Fue al poco de empezar a cenar cuando me escribió el mensaje.
«Me estalla la cabeza. Llámame.»
Recuerdo que por un momento me quedé extrañado. No era propio de ella, tantas prisas. Siguió escribiendo; miré el reloj de la cocina y efectivamente aún no era la hora. Cabeceé. La televisión estaba encendida. Me serví un poco de agua pero no bebí…
Acababa de sentarme. ¡Aún estaba con el pollo en la boca!
«Resulta que ahora tengo plan.»
Me pregunté de qué se trataría. ¿Plan, ahora, tan tarde? No quería parecer lo que no era y, sin embargo, tras unos segundos de duda, acabé por preguntárselo:
«¿Qué plan?»
«Carmen me ha escrito. Si podía venirse un ratito conmigo a ver la tele. Le da miedo la oscuridad. Estar allí sola, de noche.»
Terminé de tragarme el pollo y marqué el número. Mientras daba tono pinché un poco de ensalada, agarré el mando a distancia y pulsé el MUTE. Sabía de qué se trataba, el porqué. Me lo había comentado hacía un par de noches también por teléfono. La tal Carmen lo había dejado con su novio; ella y él vivían justo enfrente; hacía poco que los dos se habían comprado la casa y se habían ido a vivir juntos.
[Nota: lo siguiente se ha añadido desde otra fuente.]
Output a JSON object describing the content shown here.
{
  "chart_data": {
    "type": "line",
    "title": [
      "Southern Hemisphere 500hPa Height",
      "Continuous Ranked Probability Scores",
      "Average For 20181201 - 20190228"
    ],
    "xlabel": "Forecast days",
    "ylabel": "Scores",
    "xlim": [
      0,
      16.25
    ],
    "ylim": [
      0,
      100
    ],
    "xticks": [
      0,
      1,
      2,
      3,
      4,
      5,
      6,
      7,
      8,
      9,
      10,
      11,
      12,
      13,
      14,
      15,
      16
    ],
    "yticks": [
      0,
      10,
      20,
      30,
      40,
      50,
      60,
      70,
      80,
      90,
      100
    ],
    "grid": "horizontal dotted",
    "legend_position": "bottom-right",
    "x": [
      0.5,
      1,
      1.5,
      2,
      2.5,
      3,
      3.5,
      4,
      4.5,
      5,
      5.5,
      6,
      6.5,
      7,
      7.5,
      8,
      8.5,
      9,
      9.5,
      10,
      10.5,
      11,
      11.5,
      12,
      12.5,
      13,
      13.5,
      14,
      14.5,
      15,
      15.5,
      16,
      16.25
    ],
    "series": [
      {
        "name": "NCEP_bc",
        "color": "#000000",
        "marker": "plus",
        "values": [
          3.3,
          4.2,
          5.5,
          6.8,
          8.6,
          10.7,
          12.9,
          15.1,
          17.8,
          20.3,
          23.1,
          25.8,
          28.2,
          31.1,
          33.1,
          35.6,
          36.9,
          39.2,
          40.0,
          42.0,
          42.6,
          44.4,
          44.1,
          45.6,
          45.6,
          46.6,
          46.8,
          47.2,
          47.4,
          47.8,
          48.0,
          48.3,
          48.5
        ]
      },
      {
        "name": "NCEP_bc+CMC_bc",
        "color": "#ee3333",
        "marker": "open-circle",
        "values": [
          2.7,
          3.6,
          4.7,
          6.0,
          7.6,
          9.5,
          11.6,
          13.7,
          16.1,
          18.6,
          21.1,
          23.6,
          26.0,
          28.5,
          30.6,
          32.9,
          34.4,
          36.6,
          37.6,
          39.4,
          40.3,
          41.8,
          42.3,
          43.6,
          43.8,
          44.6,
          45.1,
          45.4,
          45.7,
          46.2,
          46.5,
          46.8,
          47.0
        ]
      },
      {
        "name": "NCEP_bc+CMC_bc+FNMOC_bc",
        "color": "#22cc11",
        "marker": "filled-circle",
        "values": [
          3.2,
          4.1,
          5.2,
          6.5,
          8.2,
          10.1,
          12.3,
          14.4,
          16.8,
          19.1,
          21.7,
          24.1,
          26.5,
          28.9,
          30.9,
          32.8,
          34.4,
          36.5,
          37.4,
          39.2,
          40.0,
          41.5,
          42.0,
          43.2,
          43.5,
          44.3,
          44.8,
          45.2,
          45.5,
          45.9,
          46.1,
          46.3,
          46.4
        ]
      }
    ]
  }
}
Bebí agua. En la pantalla de la televisión seguía el mismo desfile de figuras iluminadas, moviendo los labios.
***
—Cuéntame lo que ha pasado.
Normalmente nuestras conversaciones comenzaban teñidas por el cansancio, luego pasaban a otras cosas. Esa noche me encontraba sentado en mi despacho, fumando un cigarrillo, trabajando en mi novela… O al menos eso es lo que acostumbraba a decirle, si preguntaba, claro.
—Pues nada. Lo que te he contado esta mañana —me dijo ella al otro lado de la línea, con mucha calma, con su tono de voz dulce y metálico—. Que había desaparecido. Rubén. Se había ido con los amigos de cañas. Y, a las nueve, apagó el móvil y no regresó a casa. ¿Te lo puedes creer?
El humo se elevaba por encima de mí, serpenteando de forma creciente y voluptuosa; la pantalla del ordenador se había ido a negro. AHORRO DE LUZ. Miré a mi alrededor. La persiana también estaba echada.
Sí, me lo podía creer.
Ella continuó. Y yo creí adivinar su postura.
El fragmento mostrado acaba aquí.